Julie fixait l’écran de son téléphone. Camille avait envoyé une invitation dans le groupe : « Les filles, je vous attends samedi à 18 h au café « La Menthe ». Ça va être génial ! »
Julie a trente ans. Deux enfants : Jeanne, sa fille, et Timothée, son fils. Divorcée. Un fauteuil de bureau qui connaît son dos mieux qu’aucun homme depuis deux ans. Et voilà cette invitation, qui l’a réjouie malgré tout.
— Timothée, ne cours pas dans le couloir ! Jeanne, mets tes chaussettes, il fait froid ! — a crié Julie en coinçant son téléphone contre son épaule.
Au bout du fil, Camille babillait à propos de surprises et de karaoké.
— Julie, tu viendras ? Promis, ce sera super, et sans tes fameux « j’ai mes enfants ».
Julie a grogné.
— Tes enfants, tes problèmes, ton divorce, ton âge… Je vais voir, — a-t-elle répondu.
Samedi, Paul, son ex-mari, est arrivé avec deux heures de retard, comme toujours pour son week-end avec les enfants. Jeanne pleurait parce qu’elle voulait que maman lui fasse une tresse « comme une princesse », et Timothée avait caché sa chaussure gauche. Quand Julie a enfin réussi à fermer la fermeture Éclair de la seule robe qui ne faisait pas sac, l’horloge indiquait presque six heures.
— J’y vais. Au moins une heure.
Au café, la musique jouait. Les filles de la compta sirotaient déjà du champagne, et Marine, du service commercial, racontait son nouveau copain avec une intonation de soutenance de thèse sur « Mon bonheur que vous devez tous voir ».
Camille a aperçu Julie, a poussé un cri et s’est jetée dans ses bras.
— Tu es venue ! Comme tu es belle ! Assieds-toi, on va apporter le gâteau.
Julie s’est installée, a pris un verre de jus. Elle écoutait. Hochait la tête. Souriait aux moments opportuns.
Léa, du bureau d’à côté, grande blonde au visage perpétuellement mécontent, s’est penchée vers elle :
— Et le tien, il est où ?
— Divorcé. Depuis un an, — a dit Julie d’une voix neutre.
— Oh, pardon, je ne savais pas. Les enfants doivent vivre ça difficilement.

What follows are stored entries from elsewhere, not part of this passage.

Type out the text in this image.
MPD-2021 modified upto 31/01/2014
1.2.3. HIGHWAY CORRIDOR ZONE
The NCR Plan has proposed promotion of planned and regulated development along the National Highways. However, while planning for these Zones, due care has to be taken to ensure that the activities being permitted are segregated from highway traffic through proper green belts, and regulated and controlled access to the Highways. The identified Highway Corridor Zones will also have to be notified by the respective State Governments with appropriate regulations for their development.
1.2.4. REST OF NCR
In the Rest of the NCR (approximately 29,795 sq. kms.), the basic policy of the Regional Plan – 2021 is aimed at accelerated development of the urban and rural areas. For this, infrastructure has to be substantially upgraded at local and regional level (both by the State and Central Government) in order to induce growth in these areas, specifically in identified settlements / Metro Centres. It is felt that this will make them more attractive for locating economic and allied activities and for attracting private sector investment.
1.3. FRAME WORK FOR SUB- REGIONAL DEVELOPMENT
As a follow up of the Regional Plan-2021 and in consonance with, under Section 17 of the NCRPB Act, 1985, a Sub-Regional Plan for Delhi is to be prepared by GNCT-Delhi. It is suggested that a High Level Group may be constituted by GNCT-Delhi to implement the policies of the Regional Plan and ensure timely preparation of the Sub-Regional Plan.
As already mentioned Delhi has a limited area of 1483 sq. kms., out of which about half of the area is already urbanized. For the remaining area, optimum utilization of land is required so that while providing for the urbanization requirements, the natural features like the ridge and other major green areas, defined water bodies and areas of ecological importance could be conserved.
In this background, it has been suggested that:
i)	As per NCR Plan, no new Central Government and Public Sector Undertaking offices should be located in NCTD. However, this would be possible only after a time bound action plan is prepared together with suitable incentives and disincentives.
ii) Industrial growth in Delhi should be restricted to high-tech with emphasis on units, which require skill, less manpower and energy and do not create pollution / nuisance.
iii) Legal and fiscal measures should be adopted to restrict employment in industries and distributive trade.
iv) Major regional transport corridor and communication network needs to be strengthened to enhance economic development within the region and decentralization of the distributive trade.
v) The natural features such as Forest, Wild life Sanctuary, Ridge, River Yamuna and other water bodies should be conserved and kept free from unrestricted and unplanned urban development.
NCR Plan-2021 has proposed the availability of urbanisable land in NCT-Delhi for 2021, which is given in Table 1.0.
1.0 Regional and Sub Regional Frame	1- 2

Julie a fini son jus. Une musique lente a commencé, familière. Quelqu’un a été invité à danser. Julie est restée assise. Camille, la fêtarde, déjà un peu éméchée et par conséquent sérieuse, s’est assise à côté d’elle.
— Julie, pourquoi tu fais cette tête ?
— Je ne fais pas la tête. Je suis fatiguée.

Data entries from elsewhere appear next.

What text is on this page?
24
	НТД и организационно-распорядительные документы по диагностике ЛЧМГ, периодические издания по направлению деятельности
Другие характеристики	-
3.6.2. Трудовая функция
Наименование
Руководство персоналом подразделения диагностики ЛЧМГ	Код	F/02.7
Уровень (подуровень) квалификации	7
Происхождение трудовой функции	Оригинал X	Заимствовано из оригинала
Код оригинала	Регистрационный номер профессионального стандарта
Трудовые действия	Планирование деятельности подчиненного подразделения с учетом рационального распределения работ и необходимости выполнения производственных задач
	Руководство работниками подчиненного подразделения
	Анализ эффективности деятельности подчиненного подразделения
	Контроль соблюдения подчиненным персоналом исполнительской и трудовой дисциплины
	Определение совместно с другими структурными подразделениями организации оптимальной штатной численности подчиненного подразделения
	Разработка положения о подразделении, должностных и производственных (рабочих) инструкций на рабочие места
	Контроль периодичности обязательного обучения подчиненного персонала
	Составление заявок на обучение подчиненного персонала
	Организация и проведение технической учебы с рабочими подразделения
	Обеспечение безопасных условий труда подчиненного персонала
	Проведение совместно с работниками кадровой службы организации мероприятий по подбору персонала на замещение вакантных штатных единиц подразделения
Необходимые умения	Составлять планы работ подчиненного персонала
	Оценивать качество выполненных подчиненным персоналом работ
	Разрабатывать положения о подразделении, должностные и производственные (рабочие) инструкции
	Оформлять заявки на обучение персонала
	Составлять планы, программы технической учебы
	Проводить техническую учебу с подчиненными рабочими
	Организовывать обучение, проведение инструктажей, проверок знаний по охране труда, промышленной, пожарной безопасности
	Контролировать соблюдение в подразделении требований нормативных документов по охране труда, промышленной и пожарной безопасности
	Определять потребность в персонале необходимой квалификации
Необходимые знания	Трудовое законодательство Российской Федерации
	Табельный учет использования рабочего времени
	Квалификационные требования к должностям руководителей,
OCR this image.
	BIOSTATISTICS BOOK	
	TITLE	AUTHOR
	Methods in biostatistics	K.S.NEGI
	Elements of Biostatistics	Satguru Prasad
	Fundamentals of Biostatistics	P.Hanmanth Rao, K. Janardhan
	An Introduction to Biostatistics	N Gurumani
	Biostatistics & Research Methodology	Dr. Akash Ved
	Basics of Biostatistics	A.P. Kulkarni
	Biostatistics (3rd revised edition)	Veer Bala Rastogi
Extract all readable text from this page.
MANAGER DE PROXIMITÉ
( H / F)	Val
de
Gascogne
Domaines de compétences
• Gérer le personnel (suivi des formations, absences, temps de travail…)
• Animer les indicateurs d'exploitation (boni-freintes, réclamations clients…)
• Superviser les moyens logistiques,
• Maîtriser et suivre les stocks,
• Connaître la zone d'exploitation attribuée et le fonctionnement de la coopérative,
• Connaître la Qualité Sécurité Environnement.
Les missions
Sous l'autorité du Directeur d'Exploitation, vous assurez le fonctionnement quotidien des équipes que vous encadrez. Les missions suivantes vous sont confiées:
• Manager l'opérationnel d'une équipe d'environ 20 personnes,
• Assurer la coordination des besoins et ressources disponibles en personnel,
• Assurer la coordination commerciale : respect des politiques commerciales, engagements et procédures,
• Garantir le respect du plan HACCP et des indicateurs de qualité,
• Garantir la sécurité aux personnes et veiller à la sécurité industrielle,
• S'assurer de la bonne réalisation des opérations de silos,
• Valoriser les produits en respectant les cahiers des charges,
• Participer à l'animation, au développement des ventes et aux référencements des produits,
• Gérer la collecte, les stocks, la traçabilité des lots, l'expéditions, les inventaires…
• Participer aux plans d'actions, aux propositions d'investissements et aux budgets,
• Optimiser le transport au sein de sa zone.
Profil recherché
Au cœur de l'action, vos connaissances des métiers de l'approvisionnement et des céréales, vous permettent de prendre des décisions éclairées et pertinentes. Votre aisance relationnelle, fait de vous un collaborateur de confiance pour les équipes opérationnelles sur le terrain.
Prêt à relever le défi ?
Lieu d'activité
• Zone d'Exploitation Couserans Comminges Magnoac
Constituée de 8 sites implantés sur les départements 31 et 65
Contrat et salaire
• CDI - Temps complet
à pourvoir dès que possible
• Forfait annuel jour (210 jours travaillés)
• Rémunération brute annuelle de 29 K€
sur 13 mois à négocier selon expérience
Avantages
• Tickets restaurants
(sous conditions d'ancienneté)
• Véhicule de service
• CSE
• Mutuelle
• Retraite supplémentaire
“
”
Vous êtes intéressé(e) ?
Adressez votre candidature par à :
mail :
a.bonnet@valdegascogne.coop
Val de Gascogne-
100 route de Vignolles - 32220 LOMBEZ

— C’est pareil quand tu as trente ans, deux enfants et un ex qui ne vient que selon un planning.
Julie a été surprise par cette justesse.
— Toi aussi, t’es divorcée ?
Camille a ri :
— Non. Mais je suis attentive. Écoute… J’ai demandé au chanteur de jouer une chanson. Pour toi.
Julie n’a pas compris, mais a acquiescé.
Le jeune homme au micro a gratté ses accords. Et soudain, une vieille chanson a résonné, celle qui passait à la radio quand Julie était à la fac. Celle sous laquelle elle et Paul s’embrassaient sur un banc près de la cité U. Des paroles naïves sur « ne jamais dire adieu ». Julie a caché son visage dans ses mains. Pas de honte. Parce que quelqu’un s’était souvenu de celle qu’elle était avant « ses enfants ».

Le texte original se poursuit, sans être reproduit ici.